With the virtual classroom now being a part of education at all levels, students have to learn to perform well in it. Efficient online learning is made possible by effective communication among peers and with teachers. It can be challenging to navigate this space, especially as a first-year student.
So if you want to communicate effectively in a virtual classroom, here are some tips from student living specialist Scape and body language expert, Professor Gwyneth Doherty-Sneddon. Professor Doherty-Sneddon, who is Head of the School of Psychology at Newcastle University, has helped students overcome communication barriers they face with Zoom.
Lip reading is an important part of our understanding and hearing of one another. We know that if lip movements are not synched to the sound they make — for instance when you are on an out of synch Zoom call — you can start to mishear sounds. While we naturally tend to rely on watching people’s mouths move to hear what they are saying, we can easily combat misunderstanding by taking the time to listen properly to what others are saying.
If you miss something, don’t be afraid to politely ask them to repeat themselves. Similarly, if you are the one speaking, speak much more slowly and clearly – no need to shout but add tone and expression to your speech to make it easier to understand.
Mouths feel like the easiest part of our body to control as we constantly use our mouth muscles to eat, speak, smile and frown. Though it may seem easier to use and rely on the mouth to express our feelings, there are many other gestures we can adopt to positively engage with others. For instance, hand gestures and gentle, attentive movements can play an integral part in developing our relationships with others in a virtual classroom.

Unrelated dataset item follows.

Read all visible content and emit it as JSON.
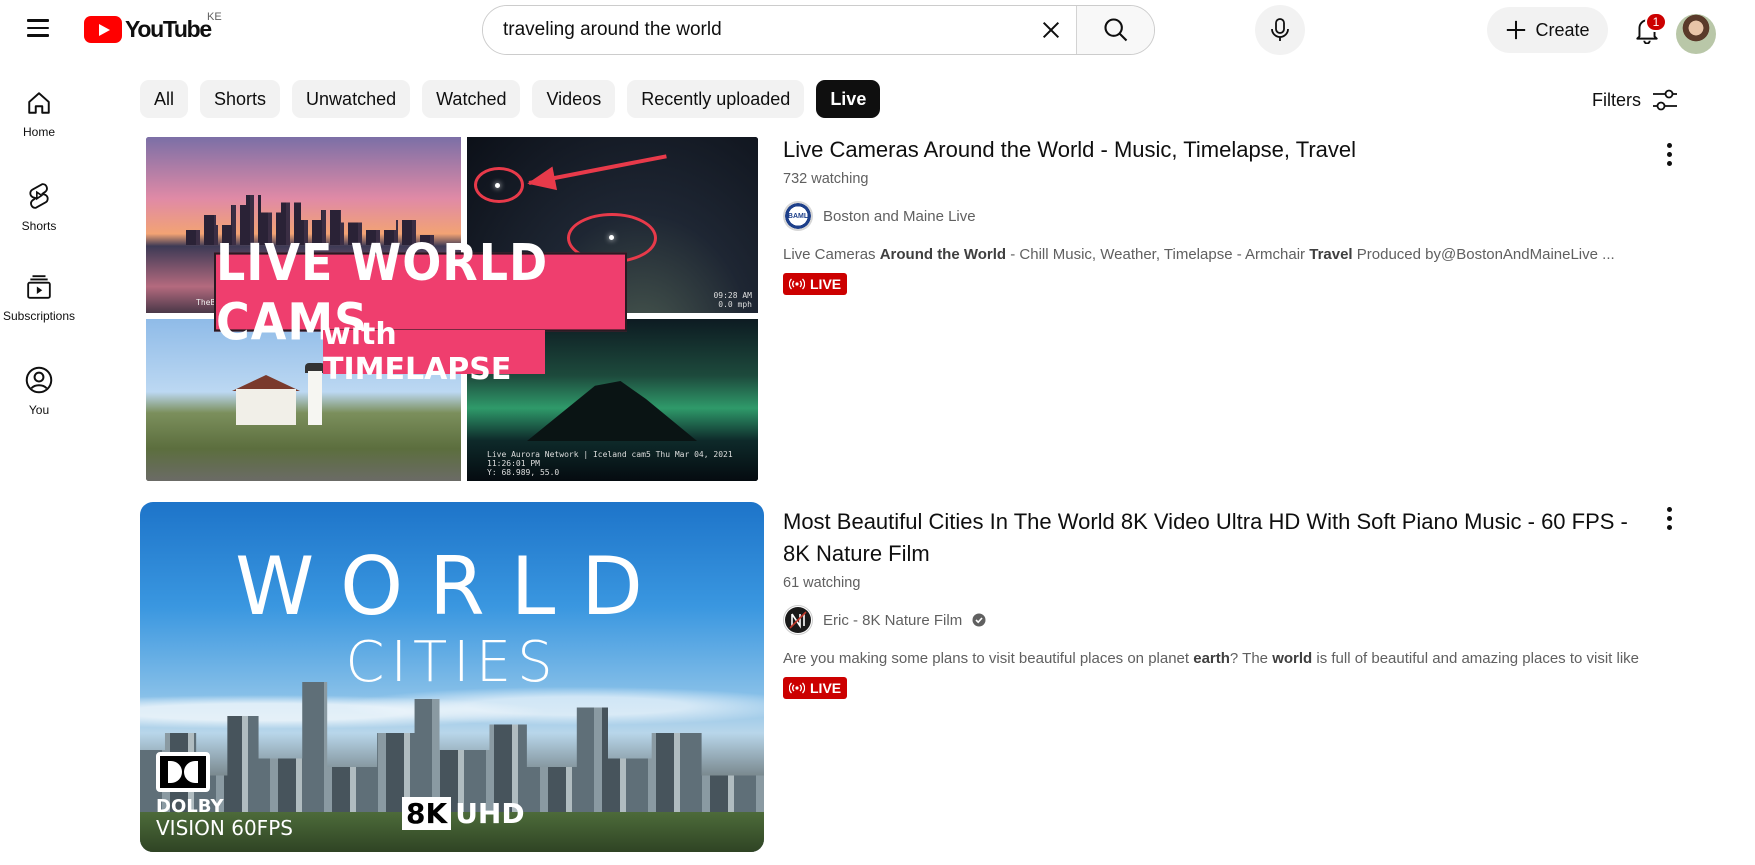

People that motion with their hands and gesture when they speak are often liked more by others because it’s easier to understand what they’re communicating. Another way to connect with others in a non-verbal way is by mirroring the body language of others. We can build important rapport by adopting similar expressions and postures to those around us.
Look on the bright side
We get it — social distancing can be a drag. However, Professor Doherty-Sneddon encourages students to start seeing these barriers of communication as opportunities to get more involved and embrace the new. The same goes for lectures in a virtual classroom. Instead of turning your camera off and not engaging with others, make an effort to respond and engage with them. Ask questions where you can.
If you think about it, large lecture halls are far more daunting spaces to acknowledge others and put your hand up to share thoughts and questions. The virtual lecture means you get to see people’s faces more than you would do when you’re turned towards a lecturer, so make the most of this new opportunity and use it to get to know fellow students on your course.